Komunitas Cina Benteng merujuk pada kelompok etnis Tionghoa yang telah menetap di wilayah Tangerang sejak abad ke-17. Asal-usul mereka terkait erat dengan masuknya para imigran Tionghoa ke Nusantara, khususnya ke Batavia (Jakarta) selama masa kolonial Belanda. Setelah terjadinya peristiwa Geger Pecinan pada tahun 1740, yang merupakan pemberontakan besar etnis Tionghoa terhadap pemerintah kolonial, banyak dari mereka melarikan diri ke daerah sekitar Batavia, termasuk Tangerang. Di sana, mereka mendirikan komunitas-komunitas baru yang kemudian dikenal sebagai Cina Benteng, dengan nama "Benteng" berasal dari Benteng Makassar, sebuah benteng pertahanan yang pernah berdiri di Tangerang.
Komunitas ini kemudian berkembang dan mulai mengakar kuat di Tangerang, berbaur dengan masyarakat lokal dan membentuk identitas budaya yang unik. Mereka tetap mempertahankan identitas Tionghoa mereka sambil mengadopsi berbagai aspek budaya lokal, menghasilkan perpaduan yang khas antara budaya Tionghoa dan Indonesia.
Tradisi dan Kebudayaan yang Masih Dilestarikan
Meski telah mengalami berbagai perubahan sosial dan budaya, komunitas Cina Benteng masih mempertahankan sejumlah tradisi dan kebudayaan yang khas. Salah satu tradisi yang masih dipelihara adalah perayaan Cap Go Meh, yang merupakan bagian dari perayaan Tahun Baru Imlek. Acara ini biasanya dirayakan dengan berbagai upacara dan kegiatan, seperti pawai Barongsai, sembahyang di klenteng, serta berbagai pertunjukan kesenian tradisional.
Selain itu, tradisi pernikahan adat Tionghoa juga masih dilestarikan di komunitas ini. Dalam prosesi pernikahan, terdapat berbagai ritual yang harus dijalani, seperti upacara Teapai (upacara minum teh) yang merupakan simbol penghormatan kepada orang tua dari kedua mempelai.
Kesenian wayang Potehi juga merupakan warisan budaya Cina Benteng yang masih dijaga. Wayang Potehi adalah pertunjukan wayang boneka tangan yang berasal dari Tiongkok Selatan dan sering dipentaskan dalam perayaan-perayaan besar, terutama di klenteng.
Pengaruh Budaya Cina Benteng Terhadap Identitas Lokal Tangerang
Budaya Cina Benteng telah memberikan kontribusi besar terhadap identitas lokal Tangerang.
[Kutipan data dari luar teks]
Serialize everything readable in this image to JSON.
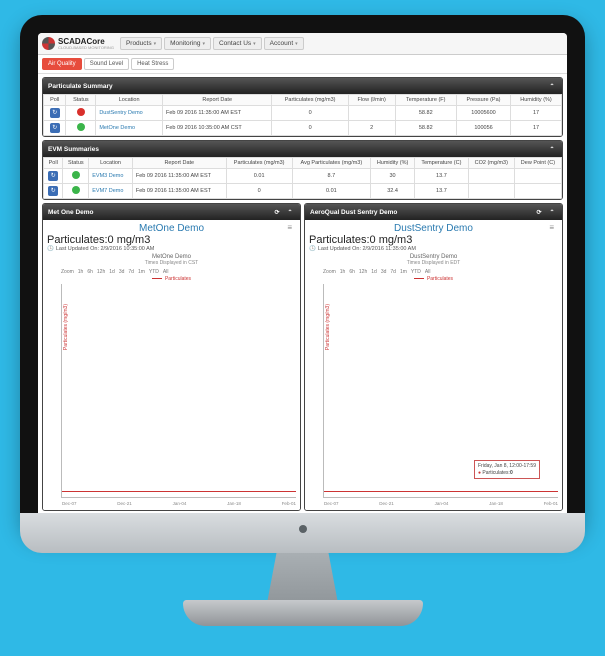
{
  "brand": {
    "name": "SCADACore",
    "tagline": "CLOUD-BASED MONITORING"
  },
  "nav": [
    {
      "label": "Products"
    },
    {
      "label": "Monitoring"
    },
    {
      "label": "Contact Us"
    },
    {
      "label": "Account"
    }
  ],
  "tabs": [
    {
      "label": "Air Quality",
      "active": true
    },
    {
      "label": "Sound Level",
      "active": false
    },
    {
      "label": "Heat Stress",
      "active": false
    }
  ],
  "particulate_summary": {
    "title": "Particulate Summary",
    "columns": [
      "Poll",
      "Status",
      "Location",
      "Report Date",
      "Particulates (mg/m3)",
      "Flow (l/min)",
      "Temperature (F)",
      "Pressure (Pa)",
      "Humidity (%)"
    ],
    "rows": [
      {
        "status_color": "#d9302c",
        "location": "DustSentry Demo",
        "report_date": "Feb 09 2016 11:35:00 AM EST",
        "particulates": "0",
        "flow": "",
        "temp": "58.82",
        "pressure": "10005600",
        "humidity": "17"
      },
      {
        "status_color": "#3bb54a",
        "location": "MetOne Demo",
        "report_date": "Feb 09 2016 10:35:00 AM CST",
        "particulates": "0",
        "flow": "2",
        "temp": "58.82",
        "pressure": "100056",
        "humidity": "17"
      }
    ]
  },
  "evm_summaries": {
    "title": "EVM Summaries",
    "columns": [
      "Poll",
      "Status",
      "Location",
      "Report Date",
      "Particulates (mg/m3)",
      "Avg Particulates (mg/m3)",
      "Humidity (%)",
      "Temperature (C)",
      "CO2 (mg/m3)",
      "Dew Point (C)"
    ],
    "rows": [
      {
        "status_color": "#3bb54a",
        "location": "EVM3 Demo",
        "report_date": "Feb 09 2016 11:35:00 AM EST",
        "particulates": "0.01",
        "avg": "8.7",
        "humidity": "30",
        "temp": "13.7",
        "co2": "",
        "dew": ""
      },
      {
        "status_color": "#3bb54a",
        "location": "EVM7 Demo",
        "report_date": "Feb 09 2016 11:35:00 AM EST",
        "particulates": "0",
        "avg": "0.01",
        "humidity": "32.4",
        "temp": "13.7",
        "co2": "",
        "dew": ""
      }
    ]
  },
  "charts": {
    "left": {
      "panel_title": "Met One Demo",
      "title": "MetOne Demo",
      "metric_label": "Particulates:",
      "metric_value": "0 mg/m3",
      "updated": "Last Updated On: 2/9/2016 10:35:00 AM",
      "sub": "MetOne Demo",
      "tz": "Times Displayed in CST",
      "ylab": "Particulates (mg/m3)",
      "zoom": [
        "Zoom",
        "1h",
        "6h",
        "12h",
        "1d",
        "3d",
        "7d",
        "1m",
        "YTD",
        "All"
      ],
      "legend": "Particulates",
      "xticks": [
        "Dec-07",
        "Dec-21",
        "Jan-04",
        "Jan-18",
        "Feb-01"
      ],
      "color": "#c0392b"
    },
    "right": {
      "panel_title": "AeroQual Dust Sentry Demo",
      "title": "DustSentry Demo",
      "metric_label": "Particulates:",
      "metric_value": "0 mg/m3",
      "updated": "Last Updated On: 2/9/2016 11:35:00 AM",
      "sub": "DustSentry Demo",
      "tz": "Times Displayed in EDT",
      "ylab": "Particulates (mg/m3)",
      "zoom": [
        "Zoom",
        "1h",
        "6h",
        "12h",
        "1d",
        "3d",
        "7d",
        "1m",
        "YTD",
        "All"
      ],
      "legend": "Particulates",
      "xticks": [
        "Dec-07",
        "Dec-21",
        "Jan-04",
        "Jan-18",
        "Feb-01"
      ],
      "color": "#c0392b",
      "tooltip": {
        "time": "Friday, Jan 8, 12:00-17:59",
        "label": "Particulates:",
        "value": "0"
      }
    }
  },
  "colors": {
    "accent": "#e74c3c",
    "link": "#2a7ab0",
    "panel_bg": "#222222"
  }
}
Kehadiran mereka telah memperkaya budaya lokal dengan berbagai unsur budaya Tionghoa, yang terlihat dalam arsitektur, kuliner, hingga bahasa sehari-hari. Banyak bangunan tua di Tangerang yang mencerminkan arsitektur Tionghoa, terutama di kawasan Pasar Lama yang merupakan salah satu pusat komunitas Cina Benteng.
Dalam kuliner, pengaruh budaya Cina Benteng sangat terasa. Beberapa makanan khas Tangerang seperti Laksa Tangerang dan kecap Benteng adalah hasil perpaduan antara cita rasa Tionghoa dan lokal. Laksa Tangerang, misalnya, adalah hidangan mie berkuah santan yang sangat dipengaruhi oleh tradisi kuliner Tionghoa.
Selain itu, penggunaan bahasa Hokkien dalam percakapan sehari-hari di antara komunitas Cina Benteng menunjukkan bagaimana budaya ini telah menjadi bagian tak terpisahkan dari kehidupan masyarakat Tangerang. Meskipun sebagian besar generasi muda sekarang lebih fasih berbahasa Indonesia, masih ada usaha untuk melestarikan bahasa dan dialek ini sebagai bagian dari identitas budaya mereka.